The job now for REAL Health, an employer-owned coalition formed two years ago to purchase health care services on behalf of its members, is to further analyze its data to see if those suspicions are accurate, and then work with providers to address the cost discrepancy between the two counties, REAL Health President Paul Brand said
“What we see is all about utilization,” Brand said. “We know people who live in Ottawa County use more health care in our plan.”
Brand presented the data last Thursday during REAL Health’s annual membership meeting in Grand Rapids.
While he can hypothesize as to the reasons behind the cost discrepancy from one county to the other, Brand said REAL Health needs to conduct a far greater analysis of its findings before it can form any firm conclusion. Further analysis, he said, won’t come easily, given the depth and volume of data that REAL Health collected during the past year.
“The biggest challenge we have about this data is how comprehensive it is,” Brand said. “It’s a very challenging issue.”
Although the data could tend to put the pressure on providers, representatives from provider groups attending REAL Health’s annual meeting voiced support for the analysis as a way to get a handle on escalating health care costs and improve quality and delivery of care.
“It has been a long time in coming,” said David Duffey, medical director of Principal Health, a coalition consisting of Holland Community Hospital and most of the physicians in the Holland area.
“The tools have been lagging for a long time to get down to that kind of level of detail,” Duffey said.
REAL Health based its initial analysis on health claims filed during 2000 on behalf more than 19,000 members in Ottawa and Kent counties, which includes employees at eight participating employers and their families. To ensure the data wasn’t skewed by statistical anomalies, REAL Health excluded high-cost claims in excess of $30,000 and took into account the varying demographics of Ottawa and Kent counties.
The bottom-line finding was that employers of members who live in and receive their care in Ottawa County paid an average of $1,311 for health care services. That compares to $1,021 in Kent County, a discrepancy of 28.4 percent.
The overall cost discrepancy for just the employees, and not their families, was even larger: $3,297 to $2,120, or 55.5 percent.

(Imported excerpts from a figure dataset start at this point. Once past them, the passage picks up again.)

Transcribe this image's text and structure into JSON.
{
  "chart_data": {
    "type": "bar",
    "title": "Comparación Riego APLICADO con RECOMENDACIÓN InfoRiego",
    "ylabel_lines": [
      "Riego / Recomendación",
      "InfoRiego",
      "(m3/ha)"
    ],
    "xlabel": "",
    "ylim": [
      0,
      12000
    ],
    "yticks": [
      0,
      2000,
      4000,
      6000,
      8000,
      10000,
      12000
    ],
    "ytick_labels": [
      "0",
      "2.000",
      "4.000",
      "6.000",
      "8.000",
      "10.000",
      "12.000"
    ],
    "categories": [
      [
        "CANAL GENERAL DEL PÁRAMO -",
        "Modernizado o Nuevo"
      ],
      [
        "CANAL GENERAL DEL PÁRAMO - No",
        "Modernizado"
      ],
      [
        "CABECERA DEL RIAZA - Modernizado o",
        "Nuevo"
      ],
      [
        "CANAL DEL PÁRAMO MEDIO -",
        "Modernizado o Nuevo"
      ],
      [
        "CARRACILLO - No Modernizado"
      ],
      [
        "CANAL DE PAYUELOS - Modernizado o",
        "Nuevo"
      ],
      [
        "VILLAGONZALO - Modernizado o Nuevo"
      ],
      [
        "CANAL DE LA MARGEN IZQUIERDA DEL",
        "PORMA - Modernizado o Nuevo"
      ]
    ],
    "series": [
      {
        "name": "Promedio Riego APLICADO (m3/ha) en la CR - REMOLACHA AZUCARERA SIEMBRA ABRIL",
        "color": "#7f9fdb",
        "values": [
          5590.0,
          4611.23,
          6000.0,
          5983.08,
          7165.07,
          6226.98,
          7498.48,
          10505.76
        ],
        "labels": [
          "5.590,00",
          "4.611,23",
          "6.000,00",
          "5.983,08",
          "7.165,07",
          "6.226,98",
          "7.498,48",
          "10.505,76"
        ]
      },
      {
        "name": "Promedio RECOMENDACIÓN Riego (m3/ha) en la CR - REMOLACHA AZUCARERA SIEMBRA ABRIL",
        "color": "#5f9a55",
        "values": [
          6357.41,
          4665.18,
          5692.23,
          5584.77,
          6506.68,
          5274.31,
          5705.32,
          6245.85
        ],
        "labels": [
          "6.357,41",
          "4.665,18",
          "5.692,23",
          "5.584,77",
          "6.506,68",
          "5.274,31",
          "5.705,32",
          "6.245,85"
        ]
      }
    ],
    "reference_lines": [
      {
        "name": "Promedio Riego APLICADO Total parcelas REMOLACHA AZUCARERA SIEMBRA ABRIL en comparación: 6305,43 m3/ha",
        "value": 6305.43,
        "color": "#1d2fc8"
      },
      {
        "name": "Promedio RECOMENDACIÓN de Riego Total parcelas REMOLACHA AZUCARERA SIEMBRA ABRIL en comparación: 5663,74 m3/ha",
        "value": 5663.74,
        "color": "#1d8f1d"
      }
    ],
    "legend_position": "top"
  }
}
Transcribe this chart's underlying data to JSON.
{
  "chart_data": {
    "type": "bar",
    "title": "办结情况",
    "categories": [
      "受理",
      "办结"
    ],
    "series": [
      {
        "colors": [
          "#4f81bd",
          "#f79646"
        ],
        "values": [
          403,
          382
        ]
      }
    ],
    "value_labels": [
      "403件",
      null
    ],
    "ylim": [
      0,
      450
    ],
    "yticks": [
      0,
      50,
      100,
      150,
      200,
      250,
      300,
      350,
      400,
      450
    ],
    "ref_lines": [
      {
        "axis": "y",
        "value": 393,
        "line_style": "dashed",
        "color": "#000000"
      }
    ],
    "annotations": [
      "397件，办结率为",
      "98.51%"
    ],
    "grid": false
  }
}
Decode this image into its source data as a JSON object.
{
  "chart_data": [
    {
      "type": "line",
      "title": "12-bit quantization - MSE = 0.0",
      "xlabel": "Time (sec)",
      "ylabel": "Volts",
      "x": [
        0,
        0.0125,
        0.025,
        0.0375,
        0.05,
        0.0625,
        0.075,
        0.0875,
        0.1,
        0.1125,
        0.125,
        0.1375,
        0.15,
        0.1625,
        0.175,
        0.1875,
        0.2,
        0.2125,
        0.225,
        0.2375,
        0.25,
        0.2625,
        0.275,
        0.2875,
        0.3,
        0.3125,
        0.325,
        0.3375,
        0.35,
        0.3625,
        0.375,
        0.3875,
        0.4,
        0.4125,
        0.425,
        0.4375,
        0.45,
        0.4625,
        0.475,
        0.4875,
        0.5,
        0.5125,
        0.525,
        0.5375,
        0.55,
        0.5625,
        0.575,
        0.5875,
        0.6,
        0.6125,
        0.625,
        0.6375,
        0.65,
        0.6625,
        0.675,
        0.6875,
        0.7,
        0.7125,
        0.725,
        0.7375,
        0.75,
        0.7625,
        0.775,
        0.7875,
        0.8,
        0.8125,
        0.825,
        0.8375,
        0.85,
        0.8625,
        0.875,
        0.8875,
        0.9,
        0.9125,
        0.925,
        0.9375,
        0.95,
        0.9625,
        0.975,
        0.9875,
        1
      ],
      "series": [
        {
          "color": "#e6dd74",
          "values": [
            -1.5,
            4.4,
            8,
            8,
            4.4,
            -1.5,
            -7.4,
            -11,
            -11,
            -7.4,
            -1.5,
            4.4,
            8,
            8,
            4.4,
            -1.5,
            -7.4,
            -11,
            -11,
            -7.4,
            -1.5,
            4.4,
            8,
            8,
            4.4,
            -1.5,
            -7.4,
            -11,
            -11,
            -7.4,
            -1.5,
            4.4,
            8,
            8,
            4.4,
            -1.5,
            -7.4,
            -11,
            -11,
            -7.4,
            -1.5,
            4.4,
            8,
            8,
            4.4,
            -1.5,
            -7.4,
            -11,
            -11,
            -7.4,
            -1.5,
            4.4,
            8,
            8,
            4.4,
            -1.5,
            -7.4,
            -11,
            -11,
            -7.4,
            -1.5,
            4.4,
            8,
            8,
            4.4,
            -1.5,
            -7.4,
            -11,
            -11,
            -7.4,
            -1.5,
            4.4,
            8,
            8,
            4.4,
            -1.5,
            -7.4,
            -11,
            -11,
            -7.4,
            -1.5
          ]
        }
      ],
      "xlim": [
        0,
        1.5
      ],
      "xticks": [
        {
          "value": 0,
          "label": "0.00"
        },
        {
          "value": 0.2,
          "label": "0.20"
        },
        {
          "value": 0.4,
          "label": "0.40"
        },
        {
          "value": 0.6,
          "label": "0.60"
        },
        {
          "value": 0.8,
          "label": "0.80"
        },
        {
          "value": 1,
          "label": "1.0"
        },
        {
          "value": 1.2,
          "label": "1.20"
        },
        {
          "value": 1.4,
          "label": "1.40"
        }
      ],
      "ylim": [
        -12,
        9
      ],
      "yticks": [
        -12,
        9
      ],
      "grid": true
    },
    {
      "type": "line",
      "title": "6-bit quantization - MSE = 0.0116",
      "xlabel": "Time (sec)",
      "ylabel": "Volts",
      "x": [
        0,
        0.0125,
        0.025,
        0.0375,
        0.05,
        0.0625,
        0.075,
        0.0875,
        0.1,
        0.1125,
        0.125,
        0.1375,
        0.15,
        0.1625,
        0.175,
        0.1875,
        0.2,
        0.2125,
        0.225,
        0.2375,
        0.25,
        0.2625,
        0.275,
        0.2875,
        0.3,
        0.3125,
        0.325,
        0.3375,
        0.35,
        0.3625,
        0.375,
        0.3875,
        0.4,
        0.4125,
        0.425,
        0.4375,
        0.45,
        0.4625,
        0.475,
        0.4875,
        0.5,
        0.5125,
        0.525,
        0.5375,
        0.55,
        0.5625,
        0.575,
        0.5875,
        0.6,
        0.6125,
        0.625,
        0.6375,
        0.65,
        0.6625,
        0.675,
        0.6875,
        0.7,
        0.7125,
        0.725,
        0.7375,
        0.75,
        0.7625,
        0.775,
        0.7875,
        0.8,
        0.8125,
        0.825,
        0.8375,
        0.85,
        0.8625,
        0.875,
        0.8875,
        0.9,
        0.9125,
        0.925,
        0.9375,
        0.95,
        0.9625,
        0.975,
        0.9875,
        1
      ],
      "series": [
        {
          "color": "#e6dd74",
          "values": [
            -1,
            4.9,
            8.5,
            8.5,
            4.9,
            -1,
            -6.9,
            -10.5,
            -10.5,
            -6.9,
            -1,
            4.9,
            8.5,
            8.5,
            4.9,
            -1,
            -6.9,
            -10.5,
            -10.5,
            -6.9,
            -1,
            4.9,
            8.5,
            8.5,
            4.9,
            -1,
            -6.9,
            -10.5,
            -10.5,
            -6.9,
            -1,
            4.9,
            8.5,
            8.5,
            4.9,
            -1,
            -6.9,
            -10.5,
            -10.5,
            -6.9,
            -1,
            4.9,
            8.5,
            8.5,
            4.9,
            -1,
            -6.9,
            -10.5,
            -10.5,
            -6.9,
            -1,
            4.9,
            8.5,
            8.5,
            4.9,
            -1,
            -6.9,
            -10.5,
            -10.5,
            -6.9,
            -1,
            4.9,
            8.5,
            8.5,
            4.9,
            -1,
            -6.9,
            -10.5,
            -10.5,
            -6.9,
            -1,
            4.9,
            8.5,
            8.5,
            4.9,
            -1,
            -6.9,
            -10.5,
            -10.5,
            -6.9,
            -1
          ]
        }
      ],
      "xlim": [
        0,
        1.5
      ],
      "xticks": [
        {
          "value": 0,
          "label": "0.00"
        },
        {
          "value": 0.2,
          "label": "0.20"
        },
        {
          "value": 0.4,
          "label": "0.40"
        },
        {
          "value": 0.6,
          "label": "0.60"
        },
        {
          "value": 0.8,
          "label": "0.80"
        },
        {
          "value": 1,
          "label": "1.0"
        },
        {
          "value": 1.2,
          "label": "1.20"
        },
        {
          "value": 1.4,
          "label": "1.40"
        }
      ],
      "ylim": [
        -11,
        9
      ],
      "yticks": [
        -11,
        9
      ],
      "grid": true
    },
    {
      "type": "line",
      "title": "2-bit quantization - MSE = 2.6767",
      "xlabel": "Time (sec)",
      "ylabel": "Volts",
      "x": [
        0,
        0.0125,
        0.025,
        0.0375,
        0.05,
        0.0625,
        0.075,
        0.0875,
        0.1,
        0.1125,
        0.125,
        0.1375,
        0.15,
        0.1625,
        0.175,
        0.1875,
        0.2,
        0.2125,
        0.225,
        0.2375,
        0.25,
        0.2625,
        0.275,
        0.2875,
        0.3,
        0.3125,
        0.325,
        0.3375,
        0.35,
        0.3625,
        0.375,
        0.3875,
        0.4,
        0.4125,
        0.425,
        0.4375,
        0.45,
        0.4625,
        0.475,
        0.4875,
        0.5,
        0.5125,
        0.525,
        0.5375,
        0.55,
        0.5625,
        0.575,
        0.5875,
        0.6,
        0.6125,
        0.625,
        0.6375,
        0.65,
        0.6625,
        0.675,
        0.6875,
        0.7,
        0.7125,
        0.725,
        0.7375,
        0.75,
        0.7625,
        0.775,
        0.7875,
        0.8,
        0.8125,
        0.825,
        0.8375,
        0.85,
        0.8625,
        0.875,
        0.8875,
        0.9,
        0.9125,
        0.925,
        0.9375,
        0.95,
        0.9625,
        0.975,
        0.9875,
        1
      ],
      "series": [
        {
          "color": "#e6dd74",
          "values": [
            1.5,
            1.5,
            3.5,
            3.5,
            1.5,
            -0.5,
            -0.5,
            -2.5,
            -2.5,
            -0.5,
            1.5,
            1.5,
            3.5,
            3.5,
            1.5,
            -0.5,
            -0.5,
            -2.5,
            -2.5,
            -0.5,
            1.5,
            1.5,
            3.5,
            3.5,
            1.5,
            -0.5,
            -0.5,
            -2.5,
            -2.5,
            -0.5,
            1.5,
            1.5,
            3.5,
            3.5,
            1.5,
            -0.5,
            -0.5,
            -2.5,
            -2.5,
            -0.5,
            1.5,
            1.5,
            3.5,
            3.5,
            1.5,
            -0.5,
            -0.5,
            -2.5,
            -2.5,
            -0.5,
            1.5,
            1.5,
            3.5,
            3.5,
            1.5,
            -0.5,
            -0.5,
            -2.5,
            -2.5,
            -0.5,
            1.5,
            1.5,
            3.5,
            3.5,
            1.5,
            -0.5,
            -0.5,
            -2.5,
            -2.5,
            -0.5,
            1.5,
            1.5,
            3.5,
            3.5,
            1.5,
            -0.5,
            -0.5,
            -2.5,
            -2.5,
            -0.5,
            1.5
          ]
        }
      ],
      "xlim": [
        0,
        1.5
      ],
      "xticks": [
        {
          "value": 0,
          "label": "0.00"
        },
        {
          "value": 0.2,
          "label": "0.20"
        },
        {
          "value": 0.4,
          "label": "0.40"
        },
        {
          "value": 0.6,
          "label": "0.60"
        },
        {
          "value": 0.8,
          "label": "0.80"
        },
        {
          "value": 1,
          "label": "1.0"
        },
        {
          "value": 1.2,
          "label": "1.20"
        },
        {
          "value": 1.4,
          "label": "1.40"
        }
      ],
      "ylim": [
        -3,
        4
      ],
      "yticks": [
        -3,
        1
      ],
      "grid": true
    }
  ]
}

Identifying what drives those kinds of discrepancies is the premise behind REAL Health, which defines itself as a “value purchasing organization” that’s focused on value. By analyzing the cost of care and comparing it with quality and medical outcomes, REAL Health seeks to identify those care providers who offer the best value, Brand said.
The goal is to produce accountability among the providers who provide a high level of value and those who don’t and to base reimbursement rates on performance, he said.
“We can move away from paying them all the same because the reality is they don’t perform all the same,” Brand said.
REAL Health has more than 33,000 members in 15 counties in West Michigan, with a provider network consisting of 22 hospitals and 1,900 care providers.
The initial data collected reinforces REAL Health assertion that purchasers of health care should base their decision on far more than just price, Brand said. Otherwise, he said, they should just “smile and write the check.”
“You need to know what you’re buying,” Brand said. “Purchasing health in West Michigan is no longer about discounts. It’s cheaper to buy high-priced care. It surprises us, but that’s the reality.”